I shove my phone into my bag and turn to Tristan as he gets out of his cab, an anxiety-ridden smile plastered on my face.

‘Sweet pea.’ He greets me with the name I hate. My dad calls me sweet pea. Or he did when we were on speaking terms. ‘Shall we go in?’

‘I’m ready.’ My voice wobbles as I say it, causing him to study me, searching for the reason.

Pull it together, Hollyn. You’ve been doing wife business at girlfriend prices for eight years. Time to move this roller coaster into the next bend or make an emergency exit. Now is the time.

FireFly is one of those multi-experience restaurants with many mood settings within one building. Romantic rooms with fireplaces and lit candles. Outdoor garden seating. Even a library room filled with books and leather.

My favorite is the one we are being led through right now. It’s dimly lit with large boho basket light fixtures, flickering candles under colorful glass shades, cushioned bench seats lined with pillows, and vintage décor that makes you want to spend hours sitting and chatting with whomever you’re with, forgetting that an outside world exists.

I hang my bag from the back of my chair and sit across from Tristan. He immediately opens his menu, ignoring me entirely until his phone buzzes with an incoming text. He glances at the screen but doesn’t put down his menu or respond.

‘Wine?’ a server asks as she approaches our table.

‘One rosé and one Chardonnay,’ Tristan answers without looking away from his menu.

‘Please and thank you.’ I finish his sentence for him.

Our server gives me a gracious grin. I’d been a server my entire adult life until recently. I know how jerk-ish people can be, and I hate that Tristan can sometimes be one of them.

Tristan glances over his menu at me. ‘You know I hate when you do that.’

‘And you know I hate when you don’t. It’s polite, that’s all. She’s not beneath you.’

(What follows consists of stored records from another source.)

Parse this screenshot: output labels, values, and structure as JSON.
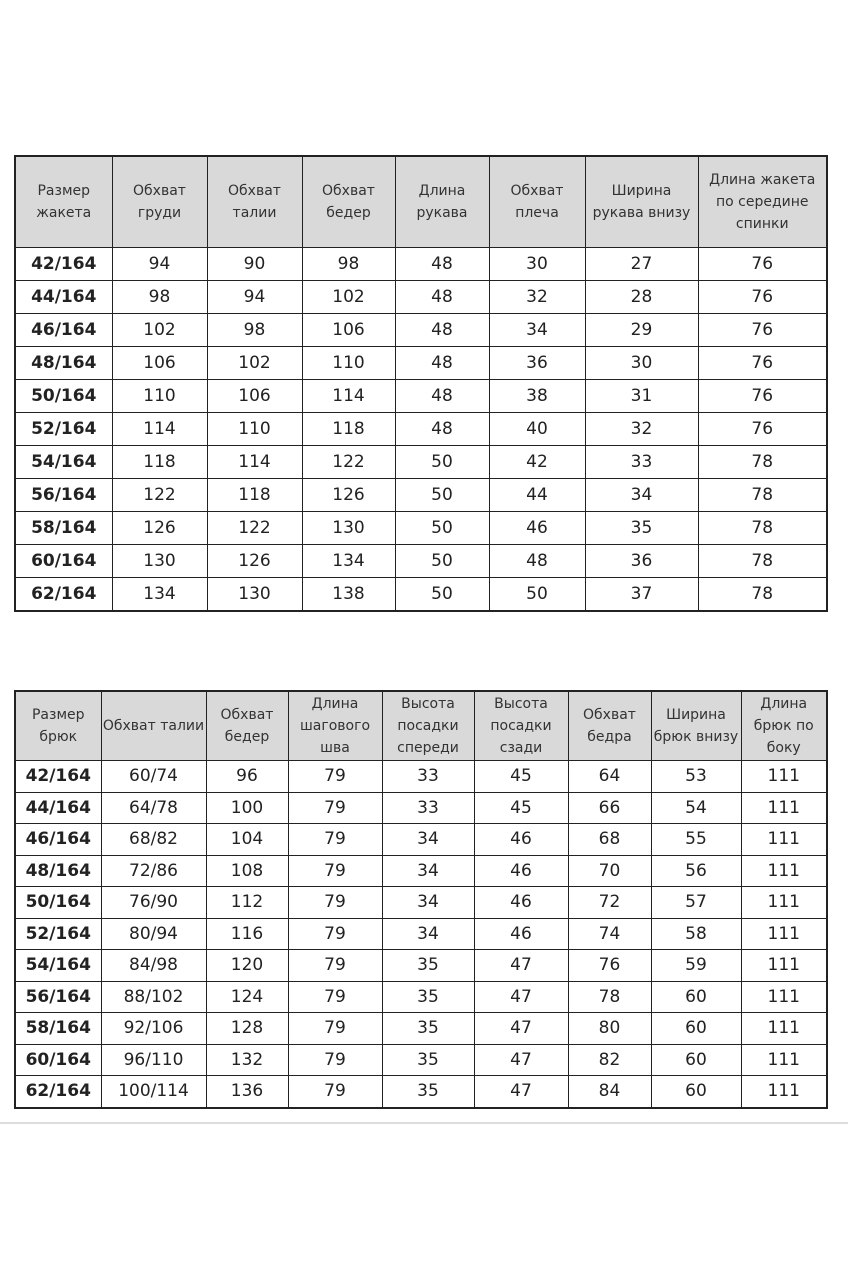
{
  "jacket_table": {
    "headers": [
      "Размер жакета",
      "Обхват груди",
      "Обхват талии",
      "Обхват бедер",
      "Длина рукава",
      "Обхват плеча",
      "Ширина рукава внизу",
      "Длина жакета по середине спинки"
    ],
    "rows": [
      [
        "42/164",
        "94",
        "90",
        "98",
        "48",
        "30",
        "27",
        "76"
      ],
      [
        "44/164",
        "98",
        "94",
        "102",
        "48",
        "32",
        "28",
        "76"
      ],
      [
        "46/164",
        "102",
        "98",
        "106",
        "48",
        "34",
        "29",
        "76"
      ],
      [
        "48/164",
        "106",
        "102",
        "110",
        "48",
        "36",
        "30",
        "76"
      ],
      [
        "50/164",
        "110",
        "106",
        "114",
        "48",
        "38",
        "31",
        "76"
      ],
      [
        "52/164",
        "114",
        "110",
        "118",
        "48",
        "40",
        "32",
        "76"
      ],
      [
        "54/164",
        "118",
        "114",
        "122",
        "50",
        "42",
        "33",
        "78"
      ],
      [
        "56/164",
        "122",
        "118",
        "126",
        "50",
        "44",
        "34",
        "78"
      ],
      [
        "58/164",
        "126",
        "122",
        "130",
        "50",
        "46",
        "35",
        "78"
      ],
      [
        "60/164",
        "130",
        "126",
        "134",
        "50",
        "48",
        "36",
        "78"
      ],
      [
        "62/164",
        "134",
        "130",
        "138",
        "50",
        "50",
        "37",
        "78"
      ]
    ]
  },
  "trousers_table": {
    "headers": [
      "Размер брюк",
      "Обхват талии",
      "Обхват бедер",
      "Длина шагового шва",
      "Высота посадки спереди",
      "Высота посадки сзади",
      "Обхват бедра",
      "Ширина брюк внизу",
      "Длина брюк по боку"
    ],
    "rows": [
      [
        "42/164",
        "60/74",
        "96",
        "79",
        "33",
        "45",
        "64",
        "53",
        "111"
      ],
      [
        "44/164",
        "64/78",
        "100",
        "79",
        "33",
        "45",
        "66",
        "54",
        "111"
      ],
      [
        "46/164",
        "68/82",
        "104",
        "79",
        "34",
        "46",
        "68",
        "55",
        "111"
      ],
      [
        "48/164",
        "72/86",
        "108",
        "79",
        "34",
        "46",
        "70",
        "56",
        "111"
      ],
      [
        "50/164",
        "76/90",
        "112",
        "79",
        "34",
        "46",
        "72",
        "57",
        "111"
      ],
      [
        "52/164",
        "80/94",
        "116",
        "79",
        "34",
        "46",
        "74",
        "58",
        "111"
      ],
      [
        "54/164",
        "84/98",
        "120",
        "79",
        "35",
        "47",
        "76",
        "59",
        "111"
      ],
      [
        "56/164",
        "88/102",
        "124",
        "79",
        "35",
        "47",
        "78",
        "60",
        "111"
      ],
      [
        "58/164",
        "92/106",
        "128",
        "79",
        "35",
        "47",
        "80",
        "60",
        "111"
      ],
      [
        "60/164",
        "96/110",
        "132",
        "79",
        "35",
        "47",
        "82",
        "60",
        "111"
      ],
      [
        "62/164",
        "100/114",
        "136",
        "79",
        "35",
        "47",
        "84",
        "60",
        "111"
      ]
    ]
  },
  "colors": {
    "header_bg": "#d9d9d9",
    "border": "#222222"
  }
}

His eyes flick from me back to his menu. I don’t need the menu. I already know what I want. I’m a woman who prefers the comfort of things I know I love than the surprise of things I might not. The fettucine here is either to die for or soggy as if it was premade and reheated. A tad hit and miss, but my fingers are crossed for the former.

‘Flowers?’ A man selling individual roses stops at our table. He glances between the two of us, but Tristan waves him away without so much as looking up at him. I give him an apologetic shrug.

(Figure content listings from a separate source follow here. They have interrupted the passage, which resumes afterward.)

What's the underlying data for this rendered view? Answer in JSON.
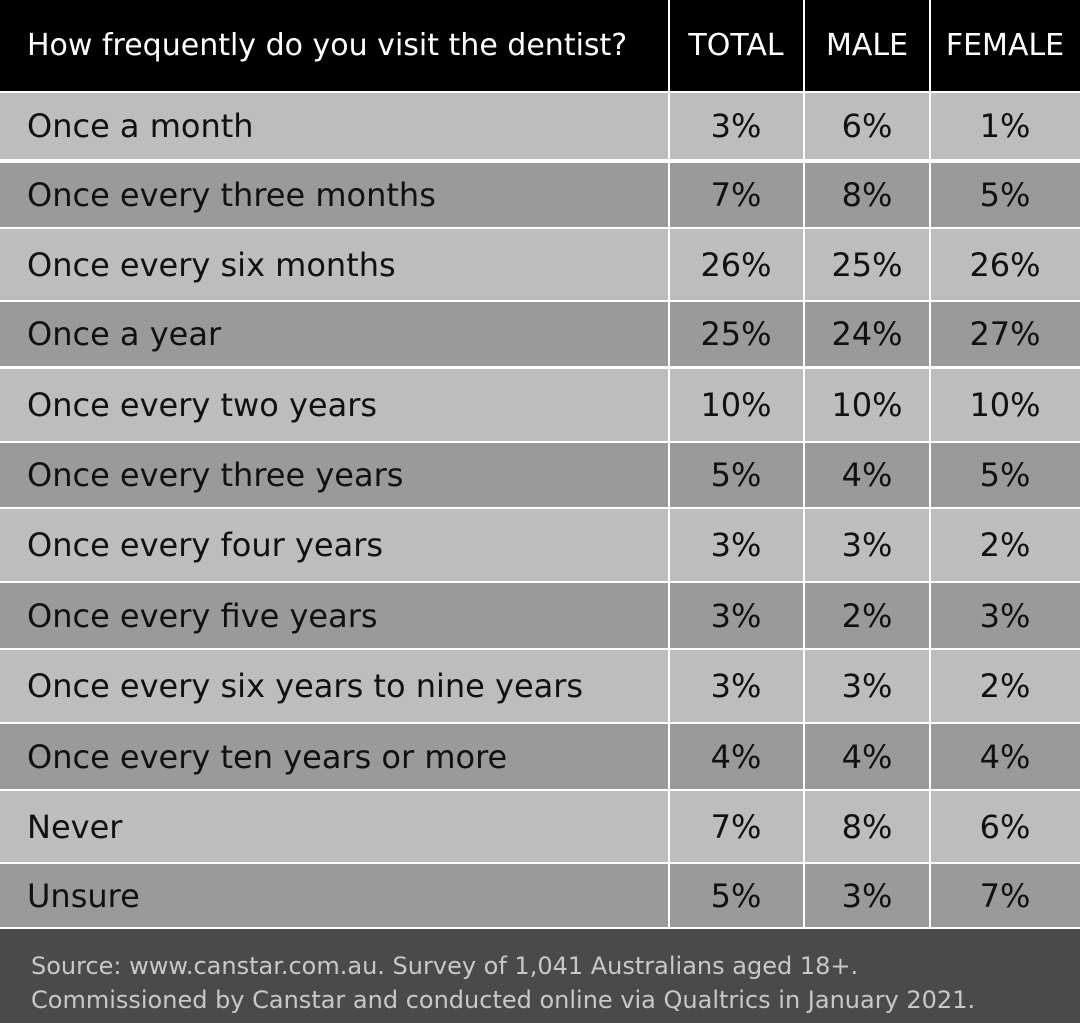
{
  "chart_data": {
    "type": "table",
    "title": "How frequently do you visit the dentist?",
    "columns": [
      "TOTAL",
      "MALE",
      "FEMALE"
    ],
    "rows": [
      {
        "label": "Once a month",
        "total": "3%",
        "male": "6%",
        "female": "1%"
      },
      {
        "label": "Once every three months",
        "total": "7%",
        "male": "8%",
        "female": "5%"
      },
      {
        "label": "Once every six months",
        "total": "26%",
        "male": "25%",
        "female": "26%"
      },
      {
        "label": "Once a year",
        "total": "25%",
        "male": "24%",
        "female": "27%"
      },
      {
        "label": "Once every two years",
        "total": "10%",
        "male": "10%",
        "female": "10%"
      },
      {
        "label": "Once every three years",
        "total": "5%",
        "male": "4%",
        "female": "5%"
      },
      {
        "label": "Once every four years",
        "total": "3%",
        "male": "3%",
        "female": "2%"
      },
      {
        "label": "Once every five years",
        "total": "3%",
        "male": "2%",
        "female": "3%"
      },
      {
        "label": "Once every six years to nine years",
        "total": "3%",
        "male": "3%",
        "female": "2%"
      },
      {
        "label": "Once every ten years or more",
        "total": "4%",
        "male": "4%",
        "female": "4%"
      },
      {
        "label": "Never",
        "total": "7%",
        "male": "8%",
        "female": "6%"
      },
      {
        "label": "Unsure",
        "total": "5%",
        "male": "3%",
        "female": "7%"
      }
    ],
    "source_line1": "Source: www.canstar.com.au. Survey of 1,041 Australians aged 18+.",
    "source_line2": "Commissioned by Canstar and conducted online via Qualtrics in January 2021."
  },
  "colors": {
    "header_bg": "#000000",
    "row_light": "#bdbdbd",
    "row_dark": "#9a9a9a",
    "footer_bg": "#4a4a4a"
  }
}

Romantic gesture missed. I’m not surprised. Tristan isn’t exactly romantic. Hewas; when we first started dating, he’d do all the things. Open my doors, share desserts, hold my hand, the works. He’s since gotten over all that.

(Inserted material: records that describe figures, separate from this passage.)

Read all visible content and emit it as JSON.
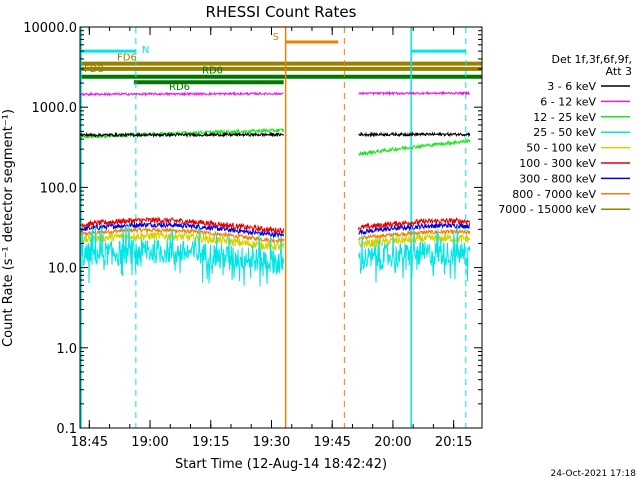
{
  "chart_data": {
    "type": "line",
    "title": "RHESSI Count Rates",
    "xlabel": "Start Time (12-Aug-14 18:42:42)",
    "ylabel": "Count Rate (s⁻¹ detector segment⁻¹)",
    "yscale": "log",
    "ylim": [
      0.1,
      10000
    ],
    "xlim": [
      "18:42:42",
      "20:22:00"
    ],
    "x_ticks": [
      "18:45",
      "19:00",
      "19:15",
      "19:30",
      "19:45",
      "20:00",
      "20:15"
    ],
    "y_ticks": [
      "10000.0",
      "1000.0",
      "100.0",
      "10.0",
      "1.0",
      "0.1"
    ],
    "grid": false,
    "legend": {
      "header": [
        "Det 1f,3f,6f,9f,",
        "Att 3"
      ],
      "placement": "right",
      "entries": [
        {
          "label": "3 - 6 keV",
          "color": "#000000"
        },
        {
          "label": "6 - 12 keV",
          "color": "#e61ee6"
        },
        {
          "label": "12 - 25 keV",
          "color": "#1ee61e"
        },
        {
          "label": "25 - 50 keV",
          "color": "#00e6e6"
        },
        {
          "label": "50 - 100 keV",
          "color": "#d2d200"
        },
        {
          "label": "100 - 300 keV",
          "color": "#e60000"
        },
        {
          "label": "300 - 800 keV",
          "color": "#0000e6"
        },
        {
          "label": "800 - 7000 keV",
          "color": "#f08000"
        },
        {
          "label": "7000 - 15000 keV",
          "color": "#968200"
        }
      ]
    },
    "gaps": [
      [
        "19:33:00",
        "19:46:00"
      ],
      [
        "19:47:00",
        "19:51:00"
      ]
    ],
    "series": [
      {
        "name": "3 - 6 keV",
        "color": "#000000",
        "values_start": 450,
        "values_end": 460,
        "noise": 0.04
      },
      {
        "name": "6 - 12 keV",
        "color": "#e61ee6",
        "values_start": 1450,
        "values_end": 1500,
        "noise": 0.03
      },
      {
        "name": "12 - 25 keV",
        "color": "#1ee61e",
        "values_start": 430,
        "values_end": 600,
        "after_gap_start": 260,
        "after_gap_end": 380,
        "noise": 0.05
      },
      {
        "name": "25 - 50 keV",
        "color": "#00e6e6",
        "values_start": 14,
        "values_end": 13,
        "noise": 0.35
      },
      {
        "name": "50 - 100 keV",
        "color": "#d2d200",
        "values_start": 22,
        "values_end": 20,
        "noise": 0.12
      },
      {
        "name": "100 - 300 keV",
        "color": "#e60000",
        "values_start": 34,
        "values_end": 33,
        "noise": 0.08
      },
      {
        "name": "300 - 800 keV",
        "color": "#0000e6",
        "values_start": 30,
        "values_end": 29,
        "noise": 0.07
      },
      {
        "name": "800 - 7000 keV",
        "color": "#f08000",
        "values_start": 26,
        "values_end": 24,
        "noise": 0.06
      }
    ],
    "annotations": {
      "night_markers": [
        {
          "label": "N",
          "color": "#00e6e6",
          "start": "18:42:42",
          "end": "18:56:30",
          "dashed_line": "18:56:30",
          "level": 5000
        },
        {
          "label": "",
          "color": "#00e6e6",
          "start": "20:04:30",
          "end": "20:18:00",
          "dashed_line": "20:18:00",
          "level": 5000,
          "solid_line": "20:04:30"
        }
      ],
      "saa_marker": {
        "label": "S",
        "color": "#f08000",
        "start": "19:33:30",
        "end": "19:48:00",
        "level": 6500
      },
      "attenuator_bars": [
        {
          "label": "FD6",
          "color": "#968200",
          "start": "18:42:42",
          "end": "20:22:00",
          "level": 3500
        },
        {
          "label": "FD8",
          "color": "#968200",
          "start": "18:42:42",
          "end": "20:22:00",
          "level": 3000
        },
        {
          "label": "RD0",
          "color": "#007800",
          "start": "18:42:42",
          "end": "20:22:00",
          "level": 2400
        },
        {
          "label": "RD6",
          "color": "#007800",
          "start": "18:56:00",
          "end": "19:33:00",
          "level": 2050
        }
      ]
    },
    "footer_date": "24-Oct-2021 17:18"
  }
}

‘How was your meeting?’ I ask, setting the menu aside.

‘Unremarkable.’ He closes his menu, setting it atop mine as the server delivers our wine. She takes our orders and leaves us with our drinks and my anxiety. ‘Your day was…?’

‘So far, so good. I bought a new dress specifically for tonight.’

His eyes dart to my chest, the ruched sweetheart neckline in his gaze, my breasts now the object of his almost absent look of approval. ‘Very nice.’

The buzzing of another text causes him to furrow his brow and he grabs his wine, taking a large swig before setting it back on the table. When he reaches into his inside jacket pocket, my heart starts to pound.

This is it. Deep breath, Hols. It’s just a proposal, not a bomb. Every serious relationship eventually moves into engagement territory.

He pulls an envelope from his jacket, handing it to me. My name, Hollyn Matthews, scribbled across it in his nearly illegible handwriting.

‘What’s this?’ I ask, not expecting him to do it via love letter. Maybe he’s more romantic than I expected?

‘A menagerie of things, really.’

I open the envelope, pulling out a handful of documents. I glance through the papers quickly.